Oltre ai progressi a Gabar, la Turchia continua la sua ricerca di petrolio in altre aree, estendendo le attività di esplorazione in nove province, tra cui Manisa, Konya, e Adana. Queste operazioni si inseriscono in una più ampia strategia nazionale per ridurre la dipendenza energetica dall'estero, seguendo l'esempio delle scoperte di gas naturale nel Mar Nero.

Il paese, che ha storicamente importato una grande parte del suo fabbisogno energetico, mira a un futuro di maggiore autosufficienza.
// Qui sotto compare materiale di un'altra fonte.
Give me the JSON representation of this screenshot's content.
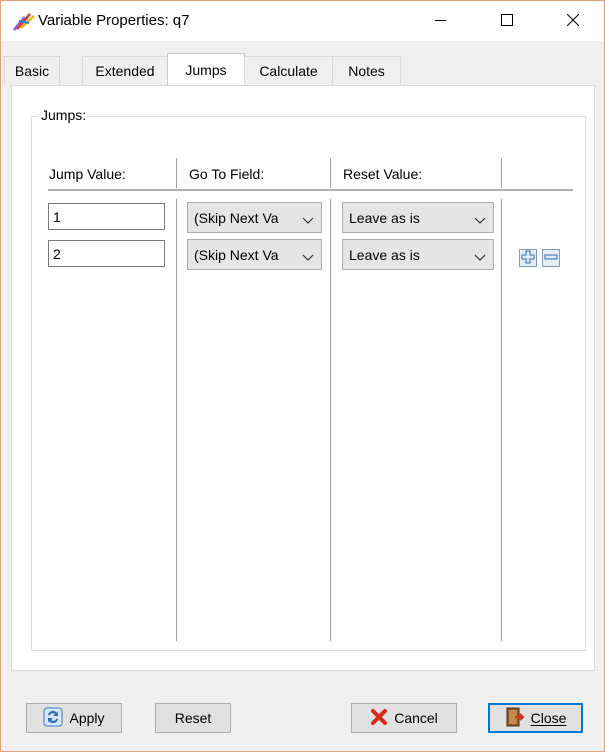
{
  "window": {
    "title": "Variable Properties: q7"
  },
  "tabs": [
    {
      "label": "Basic"
    },
    {
      "label": "Extended"
    },
    {
      "label": "Jumps"
    },
    {
      "label": "Calculate"
    },
    {
      "label": "Notes"
    }
  ],
  "active_tab": "Jumps",
  "jumps": {
    "group_label": "Jumps:",
    "columns": {
      "jump_value": "Jump Value:",
      "go_to_field": "Go To Field:",
      "reset_value": "Reset Value:"
    },
    "rows": [
      {
        "jump_value": "1",
        "go_to_field": "(Skip Next Va",
        "reset_value": "Leave as is"
      },
      {
        "jump_value": "2",
        "go_to_field": "(Skip Next Va",
        "reset_value": "Leave as is"
      }
    ]
  },
  "buttons": {
    "apply": "Apply",
    "reset": "Reset",
    "cancel": "Cancel",
    "close": "Close"
  },
  "icons": {
    "app": "app-icon",
    "minimize": "minimize-icon",
    "maximize": "maximize-icon",
    "close": "close-icon",
    "add": "plus-icon",
    "remove": "minus-icon",
    "apply": "refresh-icon",
    "cancel": "red-x-icon",
    "close_button": "door-exit-icon"
  },
  "colors": {
    "window_border": "#e8a07a",
    "default_button_border": "#0078d7",
    "cancel_x": "#d62a1c"
  }
}
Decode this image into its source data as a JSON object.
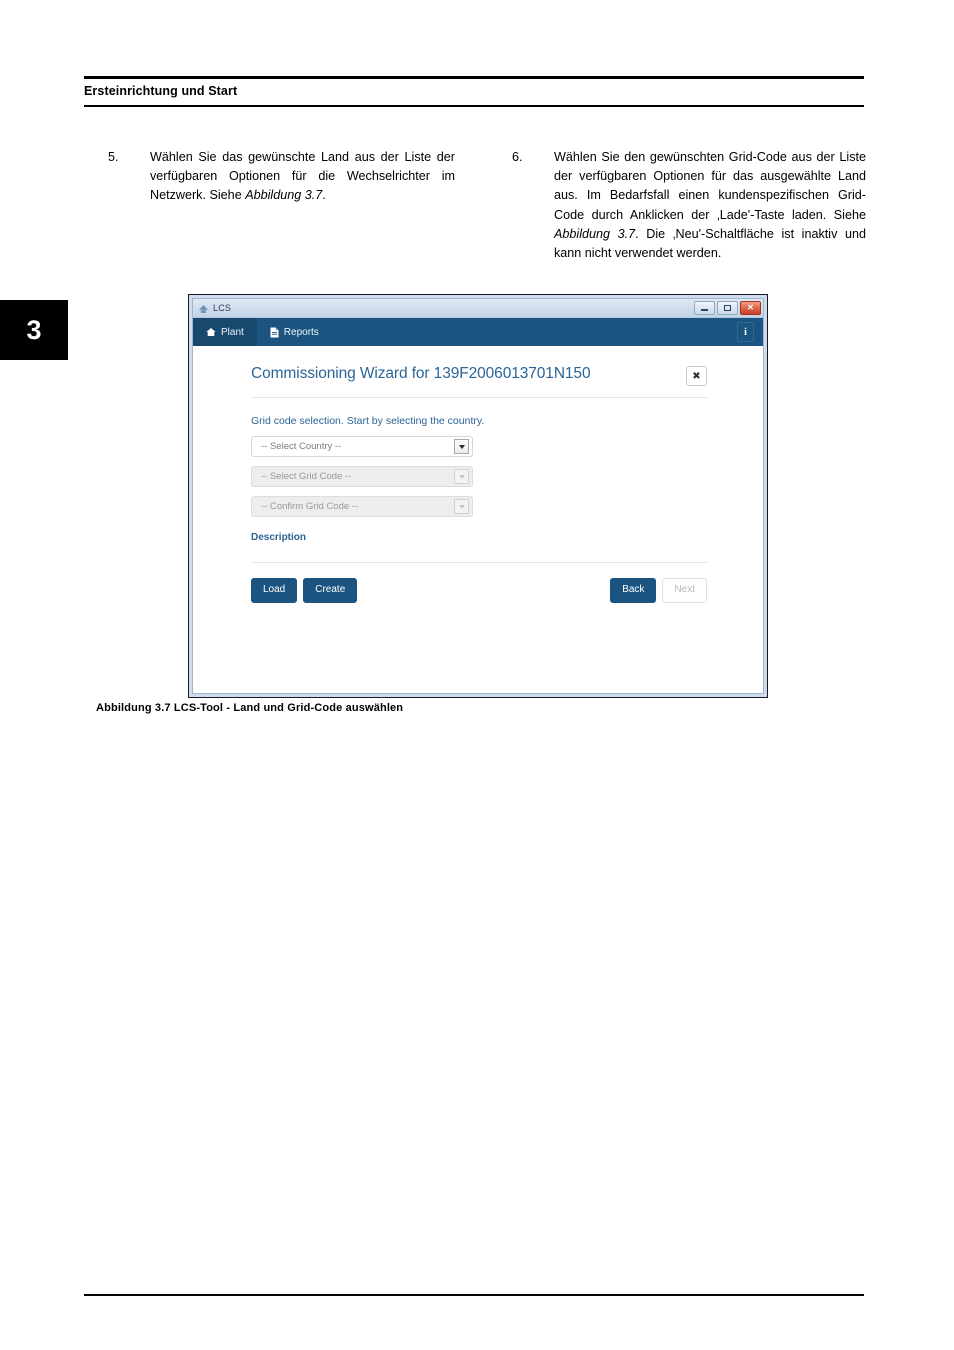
{
  "page": {
    "running_head": "Ersteinrichtung und Start",
    "chapter_number": "3"
  },
  "steps": [
    {
      "number": "5.",
      "text_parts": [
        {
          "text": "Wählen Sie das gewünschte Land aus der Liste der verfügbaren Optionen für die Wechselrichter im Netzwerk. Siehe ",
          "italic": false
        },
        {
          "text": "Abbildung 3.7",
          "italic": true
        },
        {
          "text": ".",
          "italic": false
        }
      ],
      "text": "Wählen Sie das gewünschte Land aus der Liste der verfügbaren Optionen für die Wechselrichter im Netzwerk. Siehe Abbildung 3.7."
    },
    {
      "number": "6.",
      "text_parts": [
        {
          "text": "Wählen Sie den gewünschten Grid-Code aus der Liste der verfügbaren Optionen für das ausgewählte Land aus. Im Bedarfsfall einen kundenspezifischen Grid-Code durch Anklicken der ‚Lade'-Taste laden. Siehe ",
          "italic": false
        },
        {
          "text": "Abbildung 3.7",
          "italic": true
        },
        {
          "text": ". Die ‚Neu'-Schaltfläche ist inaktiv und kann nicht verwendet werden.",
          "italic": false
        }
      ],
      "text": "Wählen Sie den gewünschten Grid-Code aus der Liste der verfügbaren Optionen für das ausgewählte Land aus. Im Bedarfsfall einen kundenspezifischen Grid-Code durch Anklicken der ‚Lade'-Taste laden. Siehe Abbildung 3.7. Die ‚Neu'-Schaltfläche ist inaktiv und kann nicht verwendet werden."
    }
  ],
  "figure": {
    "caption": "Abbildung 3.7 LCS-Tool - Land und Grid-Code auswählen",
    "window": {
      "title": "LCS",
      "title_icon": "app-icon",
      "controls": {
        "minimize": "minimize-icon",
        "maximize": "maximize-icon",
        "close": "close-icon",
        "close_glyph": "✕"
      },
      "navbar": {
        "items": [
          {
            "label": "Plant",
            "icon": "home-icon",
            "active": true
          },
          {
            "label": "Reports",
            "icon": "file-icon",
            "active": false
          }
        ],
        "info_label": "i",
        "info_icon": "info-icon"
      },
      "wizard": {
        "title": "Commissioning Wizard for 139F2006013701N150",
        "close_glyph": "✖",
        "intro": "Grid code selection. Start by selecting the country.",
        "selects": [
          {
            "value": "-- Select Country --",
            "disabled": false
          },
          {
            "value": "-- Select Grid Code --",
            "disabled": true
          },
          {
            "value": "-- Confirm Grid Code --",
            "disabled": true
          }
        ],
        "description_label": "Description",
        "buttons": {
          "left": [
            {
              "label": "Load",
              "disabled": false
            },
            {
              "label": "Create",
              "disabled": false
            }
          ],
          "right": [
            {
              "label": "Back",
              "disabled": false
            },
            {
              "label": "Next",
              "disabled": true
            }
          ]
        }
      }
    },
    "colors": {
      "navbar_blue": "#1b5480",
      "heading_blue": "#2a6496",
      "titlebar_blue": "#cfdced",
      "close_red": "#c3402a"
    }
  }
}
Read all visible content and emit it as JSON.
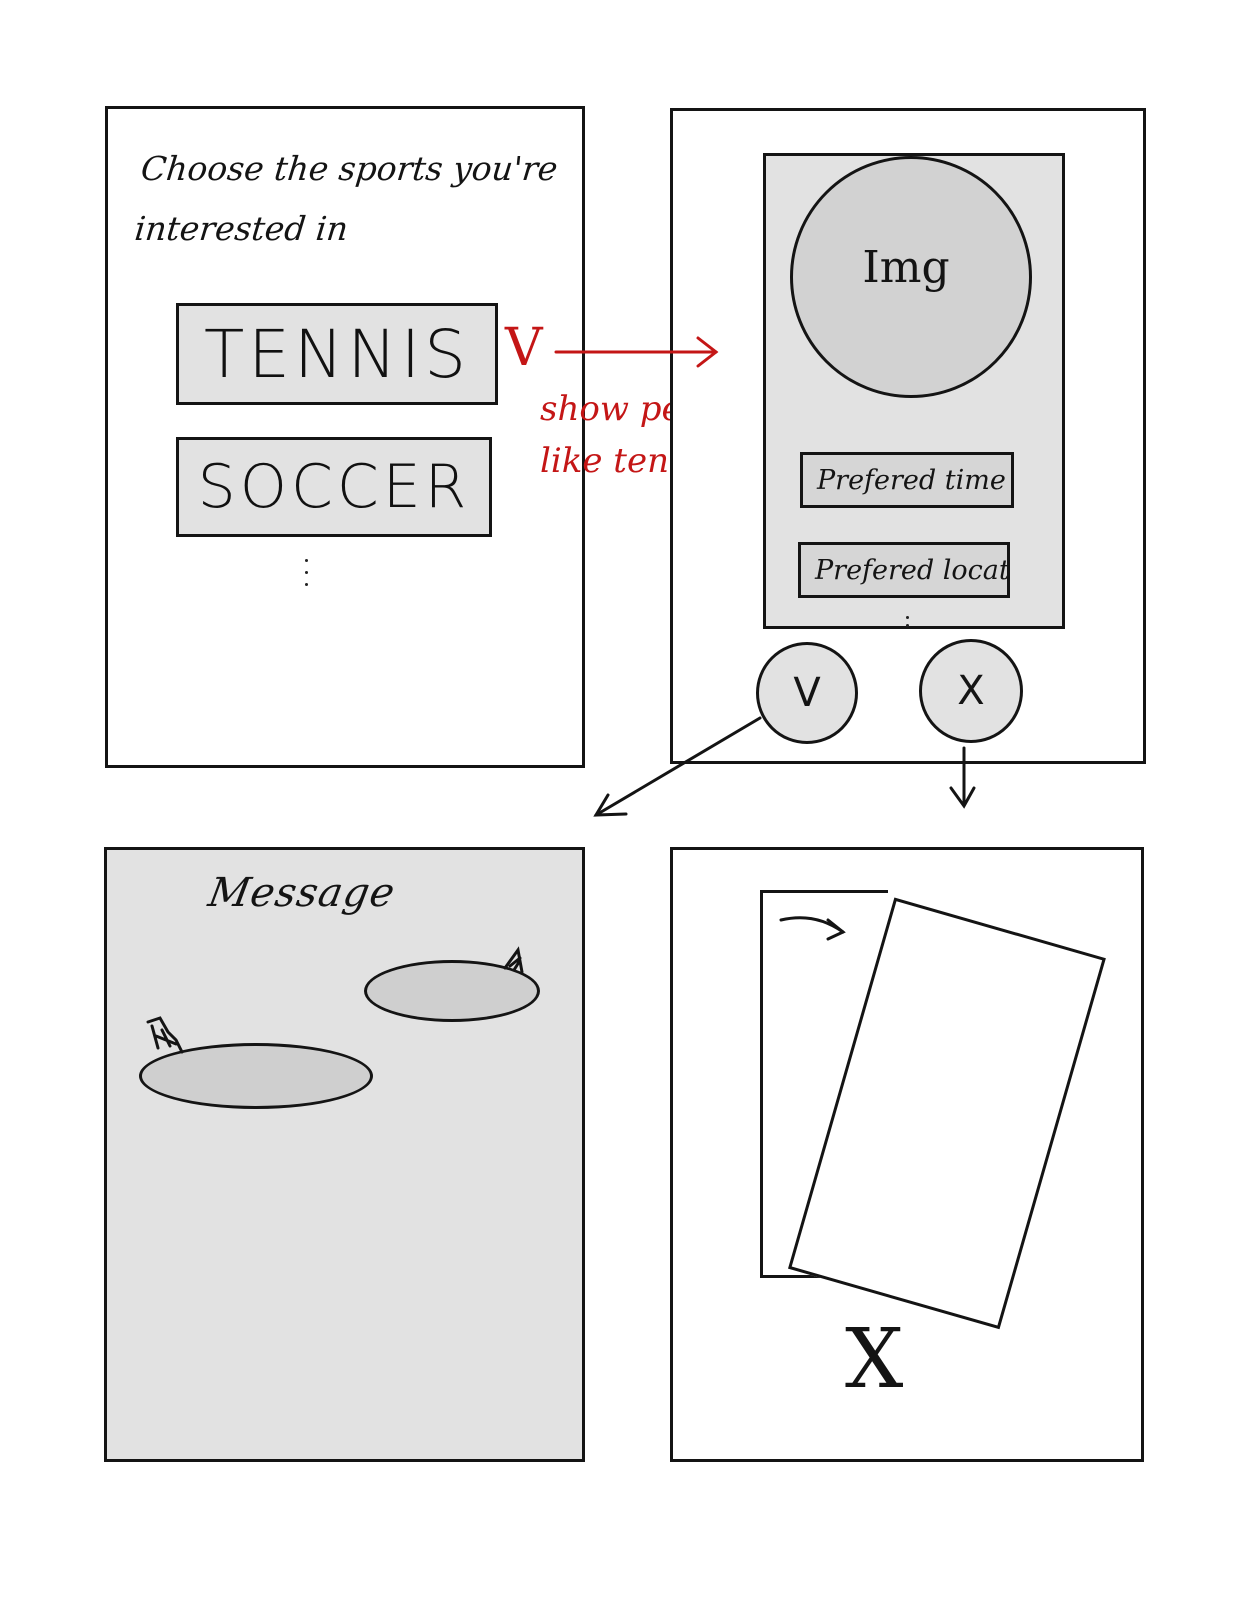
{
  "panel_1": {
    "title": "Choose the sports you're interested in",
    "sports": [
      "TENNIS",
      "SOCCER"
    ]
  },
  "annotation": {
    "check_mark": "V",
    "note": "show people like tennis"
  },
  "panel_2": {
    "image_label": "Img",
    "preferred_time": "Prefered time",
    "preferred_location": "Prefered location",
    "accept_label": "V",
    "reject_label": "X"
  },
  "panel_3": {
    "title": "Message"
  },
  "panel_4": {
    "reject_mark": "X"
  },
  "colors": {
    "ink": "#141414",
    "annotation_red": "#c41616",
    "fill_gray": "#e2e2e2",
    "circle_gray": "#d2d2d2"
  }
}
Con 33 pozzi già operativi a Gabar e piani per aumentare il numero a 95 entro la fine dell’anno, il giornalista di A Haber Murat Sekban conferma che la regione potrebbe ben presto raggiungere l'ambizioso obiettivo di 100.000 barili al giorno.

In tal modo, la Turchia non solo aspira a un’autonomia energetica ma intende anche stimolare l'economia locale e creare nuove opportunità di lavoro nel settore. La corsa verso l'indipendenza energetica segna un periodo di significativo sviluppo industriale e strategico per il paese.